Transmission and Symptoms of the Disease
Meningococcal bacteria are transmitted through the air via droplets of respiratory secretions and direct contact with persons infected with the disease. Oral contact with shared items, such as cigarettes or drinking glasses, or through intimate contact such as kissing could put a person at risk for acquiring the infection. People identified as close contacts of a patient are at an increased risk for disease and should receive antibiotics (Cipro or Rifampin) to prevent meningitis.
Many healthy people become carriers of these bacteria and usually nothing happens to the person other than developing natural antibodies. Very rarely, for reasons such as suppressed immunity or concurrent respiratory illness, the bacteria invades the body causing disease.

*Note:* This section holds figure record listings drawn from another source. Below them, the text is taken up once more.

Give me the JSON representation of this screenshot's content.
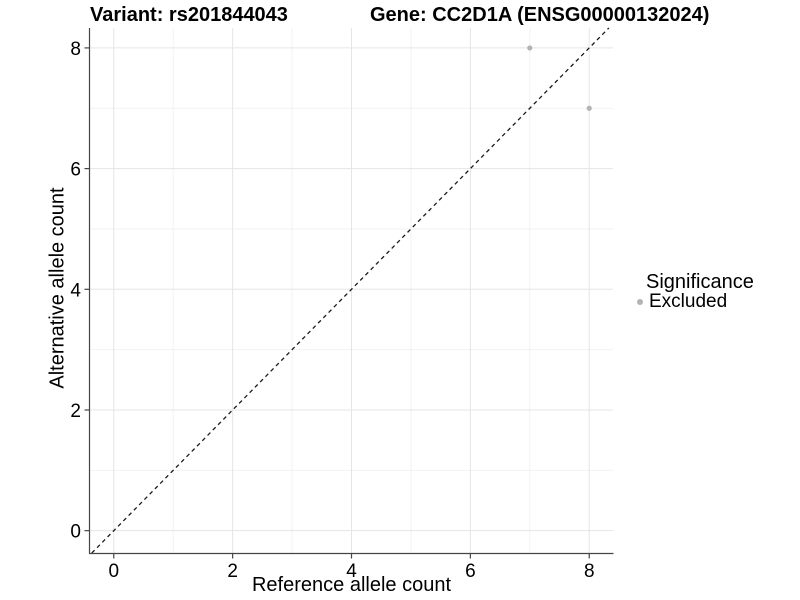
{
  "titles": {
    "left": "Variant: rs201844043",
    "right": "Gene: CC2D1A (ENSG00000132024)"
  },
  "chart_data": {
    "type": "scatter",
    "title_left": "Variant: rs201844043",
    "title_right": "Gene: CC2D1A (ENSG00000132024)",
    "xlabel": "Reference allele count",
    "ylabel": "Alternative allele count",
    "xlim": [
      -0.4,
      8.4
    ],
    "ylim": [
      -0.37,
      8.33
    ],
    "x_ticks": [
      0,
      2,
      4,
      6,
      8
    ],
    "y_ticks": [
      0,
      2,
      4,
      6,
      8
    ],
    "x_minor_ticks": [
      1,
      3,
      5,
      7
    ],
    "y_minor_ticks": [
      1,
      3,
      5,
      7
    ],
    "grid": true,
    "series": [
      {
        "name": "Excluded",
        "color": "#b3b3b3",
        "points": [
          {
            "x": 7,
            "y": 8
          },
          {
            "x": 8,
            "y": 7
          }
        ]
      }
    ],
    "reference_line": {
      "type": "identity",
      "style": "dashed",
      "color": "#1a1a1a"
    },
    "legend": {
      "title": "Significance",
      "position": "right",
      "items": [
        {
          "label": "Excluded",
          "color": "#b3b3b3"
        }
      ]
    }
  },
  "colors": {
    "background": "#ffffff",
    "grid_major": "#e5e5e5",
    "grid_minor": "#f2f2f2",
    "axis": "#454545",
    "text": "#000000",
    "point": "#b3b3b3"
  }
}
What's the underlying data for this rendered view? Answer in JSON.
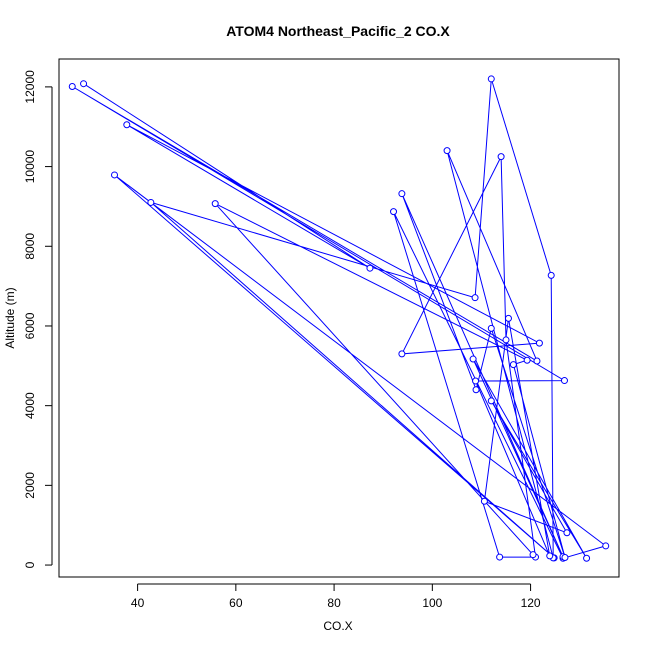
{
  "chart_data": {
    "type": "line",
    "title": "ATOM4 Northeast_Pacific_2 CO.X",
    "xlabel": "CO.X",
    "ylabel": "Altitude (m)",
    "xlim": [
      24,
      138
    ],
    "ylim": [
      -300,
      12700
    ],
    "x_ticks": [
      40,
      60,
      80,
      100,
      120
    ],
    "y_ticks": [
      0,
      2000,
      4000,
      6000,
      8000,
      10000,
      12000
    ],
    "markers": "open-circle",
    "grid": false,
    "series": [
      {
        "color": "#0000ff",
        "points": [
          {
            "x": 29.0,
            "y": 12080
          },
          {
            "x": 87.3,
            "y": 7450
          },
          {
            "x": 37.8,
            "y": 11050
          },
          {
            "x": 121.8,
            "y": 5570
          },
          {
            "x": 93.8,
            "y": 5300
          },
          {
            "x": 114.0,
            "y": 10250
          },
          {
            "x": 115.0,
            "y": 5650
          },
          {
            "x": 121.0,
            "y": 200
          },
          {
            "x": 113.7,
            "y": 200
          },
          {
            "x": 92.1,
            "y": 8870
          },
          {
            "x": 126.6,
            "y": 170
          },
          {
            "x": 135.3,
            "y": 480
          },
          {
            "x": 35.3,
            "y": 9790
          },
          {
            "x": 124.8,
            "y": 180
          },
          {
            "x": 42.7,
            "y": 9100
          },
          {
            "x": 108.7,
            "y": 6710
          },
          {
            "x": 112.0,
            "y": 12200
          },
          {
            "x": 124.2,
            "y": 7270
          },
          {
            "x": 124.6,
            "y": 180
          },
          {
            "x": 103.0,
            "y": 10400
          },
          {
            "x": 121.3,
            "y": 5120
          },
          {
            "x": 26.7,
            "y": 12010
          },
          {
            "x": 126.9,
            "y": 4630
          },
          {
            "x": 108.8,
            "y": 4620
          },
          {
            "x": 123.9,
            "y": 230
          },
          {
            "x": 115.5,
            "y": 6190
          },
          {
            "x": 110.6,
            "y": 1600
          },
          {
            "x": 127.4,
            "y": 810
          },
          {
            "x": 112.0,
            "y": 4120
          },
          {
            "x": 131.4,
            "y": 170
          },
          {
            "x": 108.3,
            "y": 5170
          },
          {
            "x": 126.6,
            "y": 210
          },
          {
            "x": 93.8,
            "y": 9320
          },
          {
            "x": 108.9,
            "y": 4400
          },
          {
            "x": 112.0,
            "y": 5940
          },
          {
            "x": 127.0,
            "y": 190
          },
          {
            "x": 116.5,
            "y": 5030
          },
          {
            "x": 119.3,
            "y": 5140
          },
          {
            "x": 55.8,
            "y": 9070
          },
          {
            "x": 120.5,
            "y": 260
          }
        ]
      }
    ]
  }
}
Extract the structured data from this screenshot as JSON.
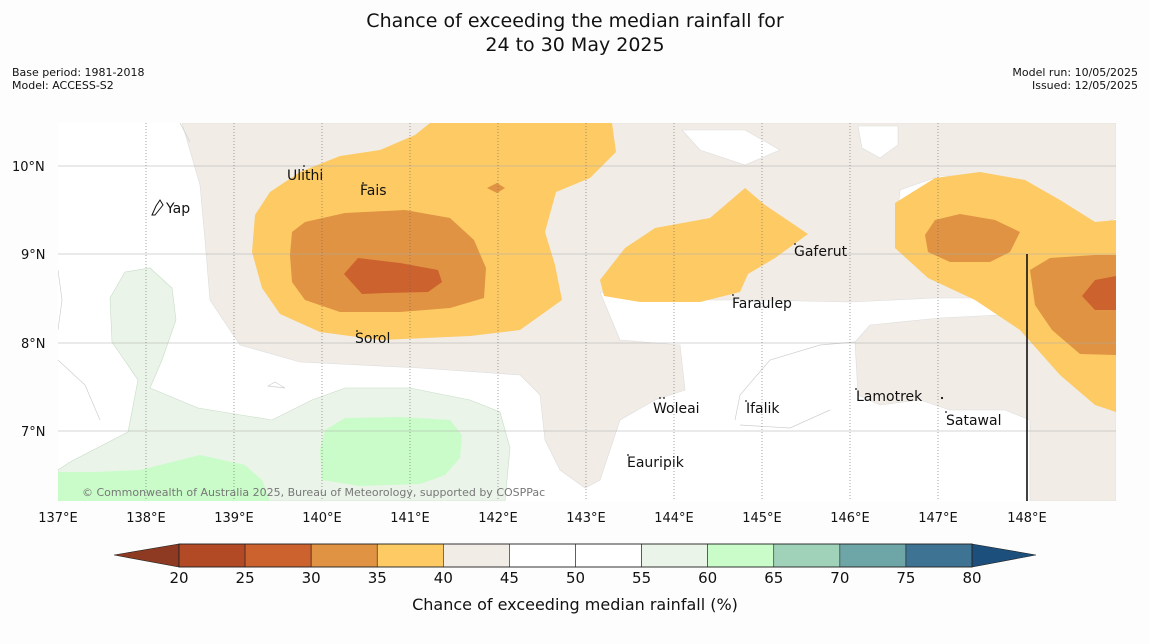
{
  "title_line1": "Chance of exceeding the median rainfall for",
  "title_line2": "24 to 30 May 2025",
  "meta_left": [
    "Base period: 1981-2018",
    "Model: ACCESS-S2"
  ],
  "meta_right": [
    "Model run: 10/05/2025",
    "Issued: 12/05/2025"
  ],
  "map": {
    "lon_range": [
      137,
      149
    ],
    "lat_range": [
      6.2,
      10.5
    ],
    "lon_ticks": [
      "137°E",
      "138°E",
      "139°E",
      "140°E",
      "141°E",
      "142°E",
      "143°E",
      "144°E",
      "145°E",
      "146°E",
      "147°E",
      "148°E"
    ],
    "lat_ticks": [
      "10°N",
      "9°N",
      "8°N",
      "7°N"
    ],
    "places": [
      "Yap",
      "Ulithi",
      "Fais",
      "Gaferut",
      "Faraulep",
      "Sorol",
      "Woleai",
      "Ifalik",
      "Lamotrek",
      "Satawal",
      "Eauripik"
    ],
    "credit": "© Commonwealth of Australia 2025, Bureau of Meteorology, supported by COSPPac"
  },
  "colorbar": {
    "title": "Chance of exceeding median rainfall (%)",
    "labels": [
      "20",
      "25",
      "30",
      "35",
      "40",
      "45",
      "50",
      "55",
      "60",
      "65",
      "70",
      "75",
      "80"
    ],
    "colors": [
      "#b34a26",
      "#cc622e",
      "#e09342",
      "#fdca64",
      "#f1ece6",
      "#ffffff",
      "#ffffff",
      "#eaf4e8",
      "#c9fcc9",
      "#9fd2b8",
      "#6ea5a6",
      "#3e7393"
    ],
    "under_color": "#8e3a22",
    "over_color": "#1c4f7c"
  }
}
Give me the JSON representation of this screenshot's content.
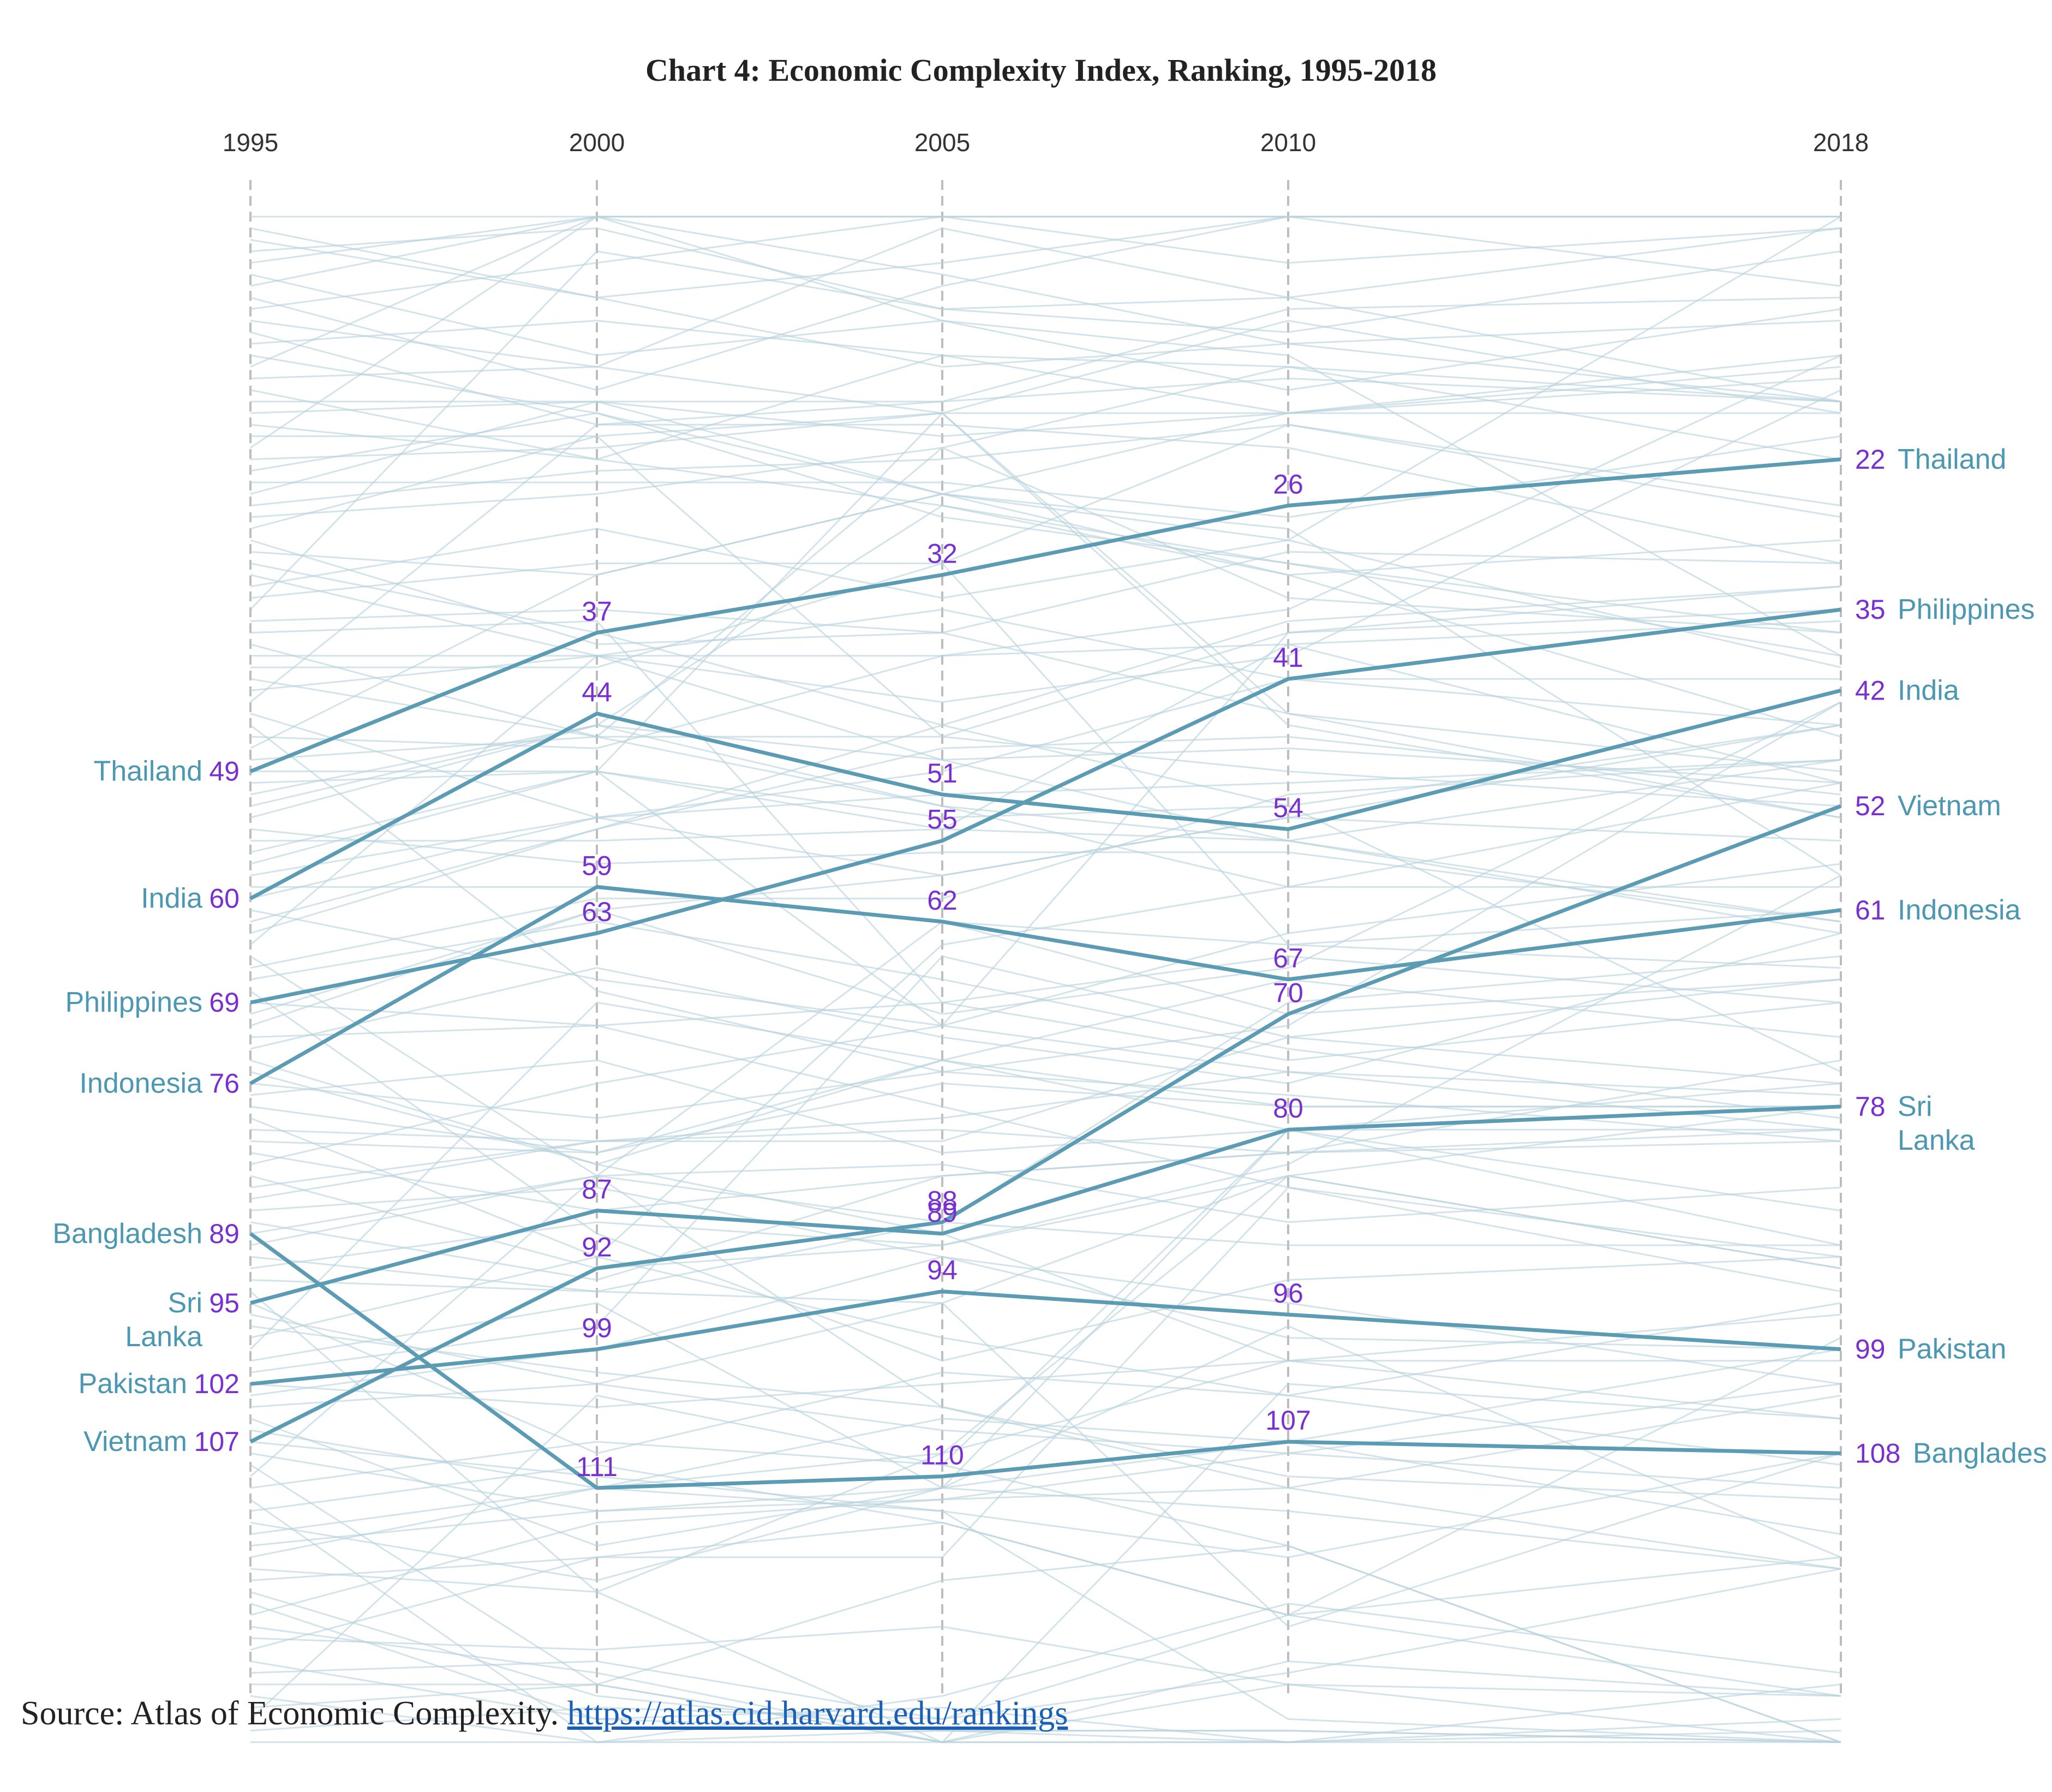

Meningococcal disease usually peaks in late winter and early spring. The disease can easily be misdiagnosed as something less serious, because symptoms are similar to the flu. The most common symptoms include high fever, headaches, stiff neck, confusion, nausea, vomiting, lethargy and/or rashes. Anyone with similar symptoms should contact a physician immediately. If untreated, often within hours of the onset of symptoms, the disease can progress rapidly and can lead to shock and death.
Persons at Risk for the Disease, Including College Students
Meningococcal disease can affect people at any age. Certain groups are at increased risk for contracting the disease including those in close contact with a known case, individuals with compromised immune systems and persons traveling to endemic areas of the world. Since 1991, cases of meningococcal disease among 15 to 24-year olds have more than doubled.
Recent evidence found that students residing in dormitories on campus appear to be at higher risk for meningococcal disease than college students overall. Further research recently released by the CDC shows freshmen living in dormitories have a six times higher risk for meningococcal disease than college students overall.
Vaccination to Prevent Meningococcal Meningitis
A quadrivalent meningococcal vaccine is available against four of the most common strains of N. meningitidis in the United States (A, C, Y, W-135). The vaccine can be used in adults and children older than two years of age and is 85 to 100 percent effective in preventing serogroups A and C of meningitis in older children and adults.
The vaccine is often used to control serotype C meningococcal disease outbreaks and for pre-exposure among certain high-risk groups (e.g., immunosuppressed, travelers).
As of October 20, 1999, ACIP recommends that undergraduate college students, particularly freshmen who live in or plan to live in dormitories or residence halls, receive information about meningococcal meningitis and the benefits of vaccination. Freshmen and other undergraduates who wish to reduce their risk for disease should be provided access to the vaccine.